In the courtyard of the house, Imad was asked, "If you had a dog here, where did you keep it?" He correctly indicated the place in the yard.

61. The dog was held by a cord. (*)

Asked how the doe had been held, Imad said, "By a cord." Many dogs of this area are held by chains, not cords.

62. Recognition of bed of Ibrahim Bouhamzy. (*)

There were two beds in the bedroom. Imad pointed out Ibrahim's.

63. Statement about former position of this bed. (*)

correct

Imad was asked: "How was the bed arranged when you slept in it?" He then indicated that the bed used to lie in a position crosswise from its present position, in a completely different position. (See next item.)

64. Statement about how friends talked with Ibrahim. (*)

correct

During his infectious illness, his friends could not enter Ibrahim's room so they talked with him through a window, the bed being arranged so he could see and talk with his friends through the window. When Imad was asked, "How did you talk with your friends?" he pointed to the window and said, "Through there."

65. Recognition of place where Ibrahim Bouhamzy kept his gun. (*)

Imad, when asked where he kept "his" gun, pointed to the back of a closet fitted into a partitioning wall. He did not point to the doors of the closet, but was quite right about the closet itself. Ibrahim's mother said only she and Ibrahim knew where the gun was kept. Mr. Haffez Bouhamzy, Ibrahim's cousin, did not know this fact.
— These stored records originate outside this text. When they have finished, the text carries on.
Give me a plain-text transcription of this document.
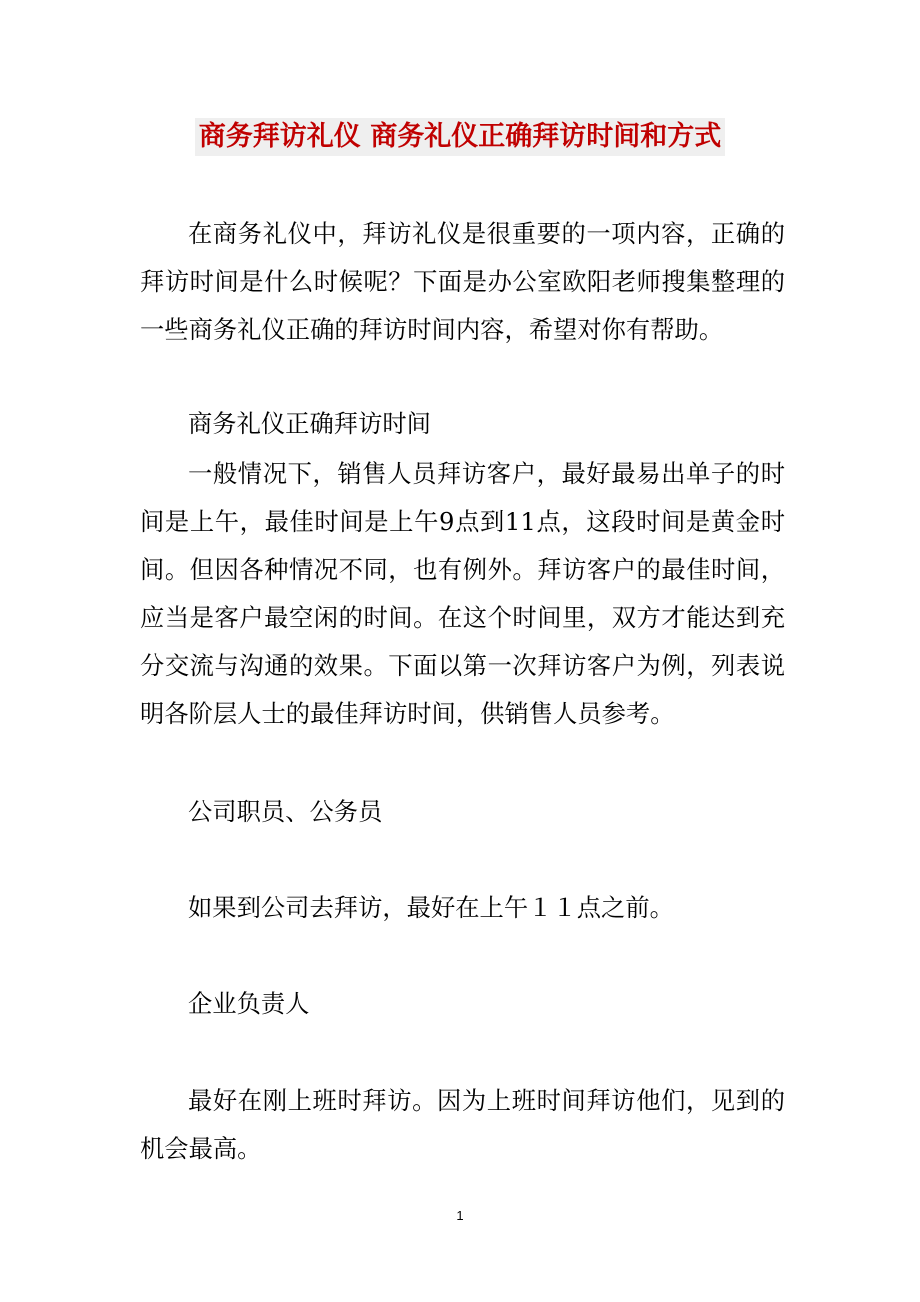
商务拜访礼仪 商务礼仪正确拜访时间和方式

在商务礼仪中，拜访礼仪是很重要的一项内容，正确的拜访时间是什么时候呢？下面是办公室欧阳老师搜集整理的一些商务礼仪正确的拜访时间内容，希望对你有帮助。

商务礼仪正确拜访时间

一般情况下，销售人员拜访客户，最好最易出单子的时间是上午，最佳时间是上午9点到11点，这段时间是黄金时间。但因各种情况不同，也有例外。拜访客户的最佳时间，应当是客户最空闲的时间。在这个时间里，双方才能达到充分交流与沟通的效果。下面以第一次拜访客户为例，列表说明各阶层人士的最佳拜访时间，供销售人员参考。

公司职员、公务员

如果到公司去拜访，最好在上午１１点之前。

企业负责人

最好在刚上班时拜访。因为上班时间拜访他们，见到的机会最高。

1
66. Failure to recognize mother of Ibrahim Bouhamzy.

In the presence of Ibrahim's mother, Imad was asked: "Do you recognize that old lady?" He then said, "No." He was then told to go and say "Hello" to her, which he did. Then when asked if he liked her, he replied, "Yes, a great deal."

67. Recognition of sister of Ibrahim, Huda.
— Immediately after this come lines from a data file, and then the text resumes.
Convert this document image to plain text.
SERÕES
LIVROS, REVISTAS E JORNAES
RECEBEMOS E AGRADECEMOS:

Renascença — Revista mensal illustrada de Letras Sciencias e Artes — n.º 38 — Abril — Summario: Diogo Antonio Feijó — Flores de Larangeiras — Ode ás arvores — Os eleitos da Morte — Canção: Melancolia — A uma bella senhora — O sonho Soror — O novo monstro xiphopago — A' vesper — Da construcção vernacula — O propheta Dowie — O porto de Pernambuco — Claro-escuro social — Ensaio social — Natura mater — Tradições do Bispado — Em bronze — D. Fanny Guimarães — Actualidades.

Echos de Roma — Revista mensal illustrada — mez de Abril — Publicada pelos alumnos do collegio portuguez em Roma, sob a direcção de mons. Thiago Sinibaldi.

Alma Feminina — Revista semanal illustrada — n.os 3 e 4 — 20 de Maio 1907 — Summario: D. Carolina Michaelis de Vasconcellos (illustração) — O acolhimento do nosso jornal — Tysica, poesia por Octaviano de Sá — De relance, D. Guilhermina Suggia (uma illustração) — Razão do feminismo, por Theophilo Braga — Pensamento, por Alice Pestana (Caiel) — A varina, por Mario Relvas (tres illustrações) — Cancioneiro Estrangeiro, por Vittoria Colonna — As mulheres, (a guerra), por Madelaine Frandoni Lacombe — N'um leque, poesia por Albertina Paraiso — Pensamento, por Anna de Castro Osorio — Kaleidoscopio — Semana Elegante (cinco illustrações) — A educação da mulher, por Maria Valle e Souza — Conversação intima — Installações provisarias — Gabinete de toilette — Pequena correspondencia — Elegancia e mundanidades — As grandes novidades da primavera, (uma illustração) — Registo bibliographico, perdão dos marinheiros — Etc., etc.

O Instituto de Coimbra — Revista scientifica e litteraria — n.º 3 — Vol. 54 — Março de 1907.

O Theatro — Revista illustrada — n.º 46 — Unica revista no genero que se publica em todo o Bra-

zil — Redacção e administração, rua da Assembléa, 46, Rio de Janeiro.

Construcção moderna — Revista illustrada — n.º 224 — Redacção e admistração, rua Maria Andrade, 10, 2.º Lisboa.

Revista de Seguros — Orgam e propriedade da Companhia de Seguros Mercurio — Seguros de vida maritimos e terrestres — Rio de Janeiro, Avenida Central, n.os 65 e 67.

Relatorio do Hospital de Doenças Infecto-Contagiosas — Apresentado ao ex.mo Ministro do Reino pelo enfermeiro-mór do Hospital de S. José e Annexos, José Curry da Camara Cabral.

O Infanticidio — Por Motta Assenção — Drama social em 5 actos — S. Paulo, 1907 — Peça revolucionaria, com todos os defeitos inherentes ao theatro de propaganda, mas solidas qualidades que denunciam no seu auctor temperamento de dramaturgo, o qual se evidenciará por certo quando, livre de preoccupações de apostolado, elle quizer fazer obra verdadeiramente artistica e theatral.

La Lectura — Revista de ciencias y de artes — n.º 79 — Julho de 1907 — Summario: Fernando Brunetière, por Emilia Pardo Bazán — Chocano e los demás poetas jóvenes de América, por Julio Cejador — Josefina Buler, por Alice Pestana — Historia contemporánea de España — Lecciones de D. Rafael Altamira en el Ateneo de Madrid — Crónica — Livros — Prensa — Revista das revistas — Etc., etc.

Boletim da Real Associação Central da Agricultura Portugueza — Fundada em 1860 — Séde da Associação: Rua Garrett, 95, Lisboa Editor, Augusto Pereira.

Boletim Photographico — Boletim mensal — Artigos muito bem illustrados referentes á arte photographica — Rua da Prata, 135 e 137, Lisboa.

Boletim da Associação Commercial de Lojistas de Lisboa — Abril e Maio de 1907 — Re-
Ibrahim's sister asked Imad, "Do you know who I am?" and he replied, "Huda."

68. Recognition of a portrait of Ibrahim's brother Fuad.

Imad was first shown a rather small photograph of Fuad in a military uniform. He did not recognize this photograph. But when asked of whom was a large oil painting hanging on the wall he correctly said, "Fuad."
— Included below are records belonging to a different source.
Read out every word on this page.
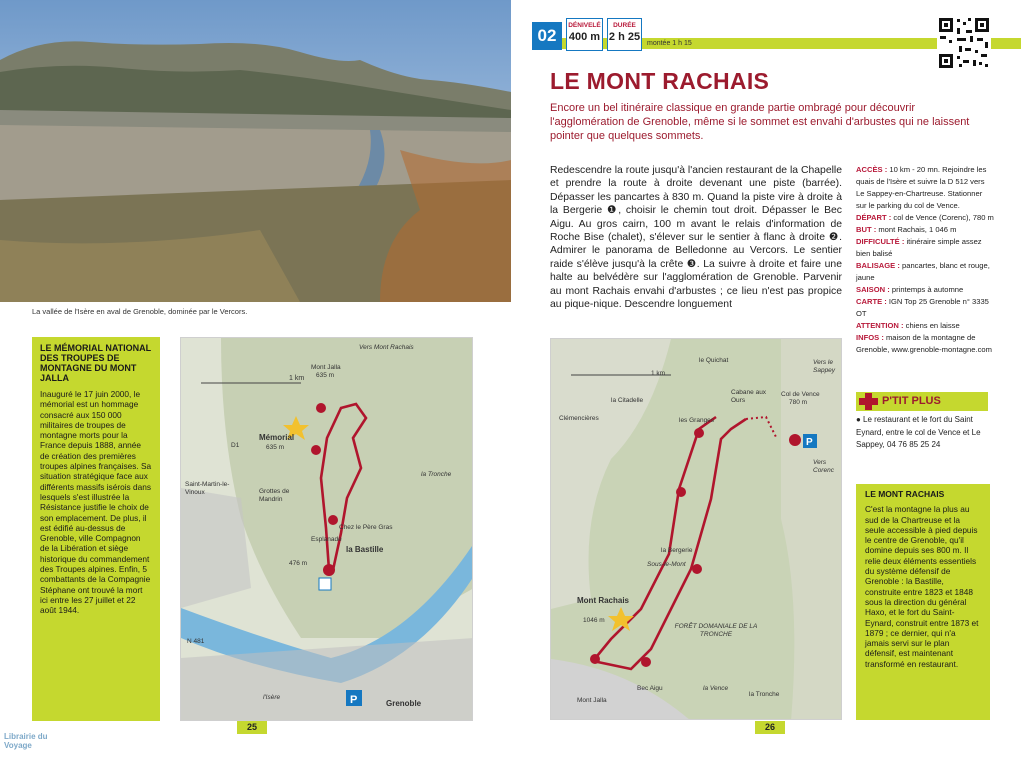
La vallée de l'Isère en aval de Grenoble, dominée par le Vercors.
LE MÉMORIAL NATIONAL DES TROUPES DE MONTAGNE DU MONT JALLA
Inauguré le 17 juin 2000, le mémorial est un hommage consacré aux 150 000 militaires de troupes de montagne morts pour la France depuis 1888, année de création des premières troupes alpines françaises. Sa situation stratégique face aux différents massifs isérois dans lesquels s'est illustrée la Résistance justifie le choix de son emplacement. De plus, il est édifié au-dessus de Grenoble, ville Compagnon de la Libération et siège historique du commandement des Troupes alpines. Enfin, 5 combattants de la Compagnie Stéphane ont trouvé la mort ici entre les 27 juillet et 22 août 1944.
1 km
P
Vers Mont Rachais
Mont Jalla
635 m
Mémorial
635 m
Saint-Martin-le-Vinoux	Grottes de Mandrin
Chez le Père Gras
Esplanade
la Bastille
476 m
la Tronche
l'Isère
Grenoble
N 481
D1
25
Librairie du Voyage
02
DÉNIVELÉ
400 m
DURÉE
2 h 25
montée 1 h 15
LE MONT RACHAIS
Encore un bel itinéraire classique en grande partie ombragé pour découvrir l'agglomération de Grenoble, même si le sommet est envahi d'arbustes qui ne laissent pointer que quelques sommets.
Redescendre la route jusqu'à l'ancien restaurant de la Chapelle et prendre la route à droite devenant une piste (barrée). Dépasser les pancartes à 830 m. Quand la piste vire à droite à la Bergerie ❶, choisir le chemin tout droit. Dépasser le Bec Aigu. Au gros cairn, 100 m avant le relais d'information de Roche Bise (chalet), s'élever sur le sentier à flanc à droite ❷. Admirer le panorama de Belledonne au Vercors. Le sentier raide s'élève jusqu'à la crête ❸. La suivre à droite et faire une halte au belvédère sur l'agglomération de Grenoble. Parvenir au mont Rachais envahi d'arbustes ; ce lieu n'est pas propice au pique-nique. Descendre longuement
ACCÈS : 10 km - 20 mn. Rejoindre les quais de l'Isère et suivre la D 512 vers Le Sappey-en-Chartreuse. Stationner sur le parking du col de Vence.
DÉPART : col de Vence (Corenc), 780 m
BUT : mont Rachais, 1 046 m
DIFFICULTÉ : itinéraire simple assez bien balisé
BALISAGE : pancartes, blanc et rouge, jaune
SAISON : printemps à automne
CARTE : IGN Top 25 Grenoble n° 3335 OT
ATTENTION : chiens en laisse
INFOS : maison de la montagne de Grenoble, www.grenoble-montagne.com
P'TIT PLUS
● Le restaurant et le fort du Saint Eynard, entre le col de Vence et Le Sappey, 04 76 85 25 24
LE MONT RACHAIS
C'est la montagne la plus au sud de la Chartreuse et la seule accessible à pied depuis le centre de Grenoble, qu'il domine depuis ses 800 m. Il relie deux éléments essentiels du système défensif de Grenoble : la Bastille, construite entre 1823 et 1848 sous la direction du général Haxo, et le fort du Saint-Eynard, construit entre 1873 et 1879 ; ce dernier, qui n'a jamais servi sur le plan défensif, est maintenant transformé en restaurant.
P
1 km
la Citadelle
le Quichat	Vers le Sappey
Cabane aux Ours
Col de Vence
780 m
les Granges
Clémencières
Vers Corenc
la Bergerie
Sous-le-Mont
Mont Rachais
1046 m
FORÊT DOMANIALE DE LA TRONCHE
Mont Jalla
Bec Aigu	la Vence
la Tronche
26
69. Recognition of portrait of Ibrahim Bouhamzy.

When shown a moderately large photograph of Ibrahim Bouhamzy and asked who it was of, Imad said, "Me." In this case prompting was offered that it was of his brother or uncle, but no one had hinted it was of Ibrahim.

70. Statement of last words spoken by Ibrahim before dying.

correct

Imad was asked by Mrs. Huda Bouhamzy: "You said something just before you died. What was it?" Imad replied, "Huda, call Fuad." This was correct because Fuad had left shortly before and Ibrahim wanted to see him again, but died immediately.

71. Fuad and Ali were brothers of Ibrahim. (*)

Imad was asked, "Who are your brothers?" and he replied, "Fuad and Ali," both correct. He seemed not to recall a third brother, Sami, the youngest.

72. Statement of where Jamileh lived. (*)

correct

Imad correctly pointed with his finger in the direction of the village of Maaser el Shouf, where Jamileh used to live.

73. Ibrahim's mother had once crushed her finger in the door leading to the courtyard.

For this item I heard conflicting testimony as to what Imad had said and as to what actually had happened during the life of Ibrahim. One witness said Imad recalled an injury to "his" (Ibrahim's) finger. Mrs. Huda Bouhamzy stated Imad recalled that Ibrahim's mother had crushed her finger in the door. This did in fact occur and Ibrahim's mother still had a flattened end of her finger when I saw her during one of my visits to Khriby.